As most of you know by now, I recently attended the Eras Tour Night 2 in Glendale Arizona. It’s not a secret to my clients that I am a huge Swiftie. Attending concerts can be an exciting and memorable experience, but for individuals with sensory challenges, it can be overwhelming and uncomfortable. After a 3.5-hour set (almost 5 hours if you include the opening acts), I was overstimulated and in need of some sensory deprivation. If you’re someone who experiences sensory overload at concerts, it’s essential to take proactive steps to ensure your comfort and enjoyment of the experience. Here are ten tips for managing sensory challenges at concerts:
- Research the venue ahead of time. Learn about the seating layout, acoustics, and lighting to identify any potential sensory triggers and plan accordingly. Unless you are attending the first concert, it’s okay to peek at the spoilers to know how to best prepare for the show.
- Choose a seat that meets your sensory needs. Consider seats that are further away from the stage or away from any potential effects (lighting, pyrotechnics, etc.).
- Wear comfortable clothing and shoes. Choose clothing that is comfortable and non-restrictive, and shoes that provide adequate support for standing, walking, and dancing.
- Bring sensory aids. Noise-canceling headphones or earplugs can help block out overwhelming sounds, while sunglasses or a hat can help reduce bright light sensitivity. If you are also hypersensitive to smells such as perfumes, perhaps bring a mask or handkerchief to cover your nose and mouth when walking through the crowds. My favorite pair of earplugs are the Loop Experience (not sponsored) because they lower the decibels without distorting the sound.

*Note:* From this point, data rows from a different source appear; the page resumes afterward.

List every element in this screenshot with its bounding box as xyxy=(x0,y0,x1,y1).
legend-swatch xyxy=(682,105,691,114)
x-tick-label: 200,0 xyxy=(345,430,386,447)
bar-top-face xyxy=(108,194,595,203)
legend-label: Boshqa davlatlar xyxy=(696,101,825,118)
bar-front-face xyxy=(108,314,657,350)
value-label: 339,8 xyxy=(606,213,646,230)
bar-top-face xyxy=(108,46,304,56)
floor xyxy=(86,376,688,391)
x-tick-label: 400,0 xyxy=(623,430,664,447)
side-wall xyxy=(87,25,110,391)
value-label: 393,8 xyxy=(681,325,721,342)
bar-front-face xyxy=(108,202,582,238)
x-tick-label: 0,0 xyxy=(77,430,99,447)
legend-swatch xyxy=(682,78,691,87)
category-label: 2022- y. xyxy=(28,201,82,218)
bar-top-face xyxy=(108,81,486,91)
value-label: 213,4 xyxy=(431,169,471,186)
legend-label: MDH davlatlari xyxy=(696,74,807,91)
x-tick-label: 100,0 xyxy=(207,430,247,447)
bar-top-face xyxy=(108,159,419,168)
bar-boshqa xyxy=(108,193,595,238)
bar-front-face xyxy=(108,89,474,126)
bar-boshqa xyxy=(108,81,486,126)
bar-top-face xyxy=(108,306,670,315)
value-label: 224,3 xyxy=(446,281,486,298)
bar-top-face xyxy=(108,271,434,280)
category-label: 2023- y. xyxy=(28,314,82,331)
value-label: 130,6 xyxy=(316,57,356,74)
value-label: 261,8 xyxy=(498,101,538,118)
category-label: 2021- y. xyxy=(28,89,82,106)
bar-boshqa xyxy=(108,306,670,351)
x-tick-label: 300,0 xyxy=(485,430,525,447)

- Bring a comfort item. A weighted lap pad, stress ball, or fidget toy can provide comfort and sensory stimulation during the concert. I love carrying a small worry stone as it is discrete and cool-to-touch.
- Keeping yourself hydrated and nourished can help maintain your energy levels and keep you feeling comfortable throughout the concert. And remember to take bathroom breaks.
- It’s okay to take breaks or leave the concert early. Chances are, you will be able to watch clips of the parts you missed online!
- Bring a friend or support person. Consider bringing a friend or family member who understands your sensory needs and can provide support during the concert. Fill them in on your plan.
- Practice relaxation techniques. Deep breathing or grounding can help reduce feelings of anxiety or stress and promote a sense of calm.
- Advocate for yourself. Don’t be afraid to communicate your needs and concerns to venue staff. Many venues offer accommodations for individuals with sensory challenges, such as designated quiet areas or sensory-friendly seating options. At the State Farm Stadium, I found a sensory room next to Guest Services!
Attending a concert with sensory challenges can be challenging, but with some preparation and planning, it can also be an enjoyable experience. By following these ten tips, you can help ensure that you feel comfortable and supported throughout the concert and focus on enjoying your favorite artist.